The modus operandi of the dowser seldom varies. He grasps the ends of a twig firmly (I have been told that peach, apple, and maple seem to work best) with palms upward. As he starts his search for water, he carries the butt of the stick pointed upward. When he nears water, he can feel the pull as the butt end begins to dip down-ward. When the dowser is over the water, the twig has been bent straight down, having turned through an arc of 180 degrees. A stick of brittle wood will break under the grip of a dowser as the butt moves downward. Pliable twigs will twist themselves down despite an effort to hold them straight.

For nearly twenty years, the town officials of Swampscott, Massachusetts, sought a lost water supply, until, in the summer of 1963, after modern methods of detection had failed, they applied the ancient technique of dowsing with immediate success.

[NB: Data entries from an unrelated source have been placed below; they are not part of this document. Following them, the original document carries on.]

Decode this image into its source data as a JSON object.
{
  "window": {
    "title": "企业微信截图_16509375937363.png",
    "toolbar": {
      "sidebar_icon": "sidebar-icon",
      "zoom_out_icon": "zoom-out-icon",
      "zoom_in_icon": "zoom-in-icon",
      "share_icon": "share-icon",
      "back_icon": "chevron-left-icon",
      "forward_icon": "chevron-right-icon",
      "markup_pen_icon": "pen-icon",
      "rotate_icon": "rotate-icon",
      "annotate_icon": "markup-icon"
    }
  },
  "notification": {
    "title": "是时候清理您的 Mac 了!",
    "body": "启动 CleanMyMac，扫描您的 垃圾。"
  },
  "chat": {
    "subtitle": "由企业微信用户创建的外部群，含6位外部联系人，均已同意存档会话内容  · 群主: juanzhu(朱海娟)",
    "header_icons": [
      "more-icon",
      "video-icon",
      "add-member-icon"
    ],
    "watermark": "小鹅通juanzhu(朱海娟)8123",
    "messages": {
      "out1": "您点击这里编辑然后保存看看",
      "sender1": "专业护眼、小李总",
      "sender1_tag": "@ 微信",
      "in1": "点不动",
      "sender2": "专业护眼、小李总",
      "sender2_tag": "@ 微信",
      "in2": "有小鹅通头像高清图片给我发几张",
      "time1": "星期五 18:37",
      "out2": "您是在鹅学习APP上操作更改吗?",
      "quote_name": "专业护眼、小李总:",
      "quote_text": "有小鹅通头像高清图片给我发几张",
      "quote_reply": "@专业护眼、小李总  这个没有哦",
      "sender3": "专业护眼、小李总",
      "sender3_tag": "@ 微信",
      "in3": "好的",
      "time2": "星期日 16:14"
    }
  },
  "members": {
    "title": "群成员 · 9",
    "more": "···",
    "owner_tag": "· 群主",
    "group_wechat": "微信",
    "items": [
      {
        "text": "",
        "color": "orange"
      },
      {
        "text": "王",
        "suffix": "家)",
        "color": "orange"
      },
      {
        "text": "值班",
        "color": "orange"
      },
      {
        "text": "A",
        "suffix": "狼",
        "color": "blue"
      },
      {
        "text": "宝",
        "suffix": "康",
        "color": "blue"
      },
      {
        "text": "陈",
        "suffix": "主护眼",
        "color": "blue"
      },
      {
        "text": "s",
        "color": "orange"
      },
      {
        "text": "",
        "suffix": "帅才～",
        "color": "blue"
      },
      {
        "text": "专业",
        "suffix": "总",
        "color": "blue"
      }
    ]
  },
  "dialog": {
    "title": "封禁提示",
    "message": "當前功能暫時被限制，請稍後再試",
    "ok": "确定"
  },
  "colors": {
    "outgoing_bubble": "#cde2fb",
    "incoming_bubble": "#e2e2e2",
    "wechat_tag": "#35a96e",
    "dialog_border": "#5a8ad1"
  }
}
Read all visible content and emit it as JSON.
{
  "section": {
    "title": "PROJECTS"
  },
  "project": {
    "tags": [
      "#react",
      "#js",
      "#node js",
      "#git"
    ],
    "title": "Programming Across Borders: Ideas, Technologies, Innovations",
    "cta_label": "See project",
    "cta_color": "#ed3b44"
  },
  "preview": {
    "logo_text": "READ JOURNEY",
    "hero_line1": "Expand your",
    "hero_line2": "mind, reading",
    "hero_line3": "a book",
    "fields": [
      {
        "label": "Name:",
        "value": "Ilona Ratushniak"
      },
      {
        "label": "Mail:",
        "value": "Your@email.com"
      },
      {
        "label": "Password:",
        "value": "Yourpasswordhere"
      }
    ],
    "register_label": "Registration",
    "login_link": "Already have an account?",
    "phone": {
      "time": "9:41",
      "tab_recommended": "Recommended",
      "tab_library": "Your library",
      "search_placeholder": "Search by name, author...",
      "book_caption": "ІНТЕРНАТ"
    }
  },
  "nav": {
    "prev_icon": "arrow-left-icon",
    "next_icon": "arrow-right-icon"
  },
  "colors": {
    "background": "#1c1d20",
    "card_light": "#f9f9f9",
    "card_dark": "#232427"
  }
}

Swampscott's administrative buildings are housed in the former mansion of the late Elihu Thomson, co-founder of General Electric Company. Each summer, the residents of the town had been forced to ration their water supply. Old-timers said that Professor Thomson had located an independent supply of water, but no one could remember where it was. Ever since Swampscott had purchased the old mansion in 1944, the Department of Public Works had conducted a diligent search for the underground water supply. Nothing had worked - including a mine detector - and the townspeople were about ready to give up.

Then, half-jokingly, someone suggested dowsing. Superintendent of Public Works Paul A. Polisson was skeptical, but he decided that they had tried everything else. Fifteen minutes after Polisson and a group of men had set out with forked twigs in their hands, "Dutchy" Emery, a 56-year-old laborer, located the lost water supply.

Later, his companions testified that the stick had moved downward with such force that it had scraped skin off Emery's thumb.

A back hoe operator dug a hole nearly five feet deep at the spot where Emery's bending twig had indicated. In awe, the men stared at the pipe that had been unearthed. Polisson wrenched a cap off the pipe and dropped a weighted string into the opening. There was twenty-eight feet of pure spring water in the pipe, enough to get the lawns of Swampscott through the worst drought.

Nearly twenty years of digging and searching had accomplished nothing. In fifteen minutes, an amateur dowser with a determined twig and a scraped thumb had located a lost water supply. A scientific explanation? There is none. Not in acceptable scientific jargon. As in all "psi" phenomena, the answer lies in the subconscious power of the transcendent self. Henry Gross, the greatest practitioner of dowsing the world has ever known, located water on parched Bermuda by dowsing a map of the island spread on the floor of his home in Maine.

In 1953, UNESCO sponsored a committee of prominent European scientists in their study of radiesthesia (dowsing). Their carefully considered report was that "there can be no doubt that it is a fact."

The Academe des Sciences of Paris has commented:

"It is impossible to deny the existence of the power, although its nature cannot be determined."

Five Nobel Prize winners have endorsed dowsing, and so has the Institute of Technical Physics of the Dutch National Research Council.

Well-watered herds of cattle and prospering communities in the dry Southwest offer impressive testimony to the prowess of the dowser. Yet, because not everyone can do it in a controlled and repeatable experiment, dowsing is denied general scientific acceptance.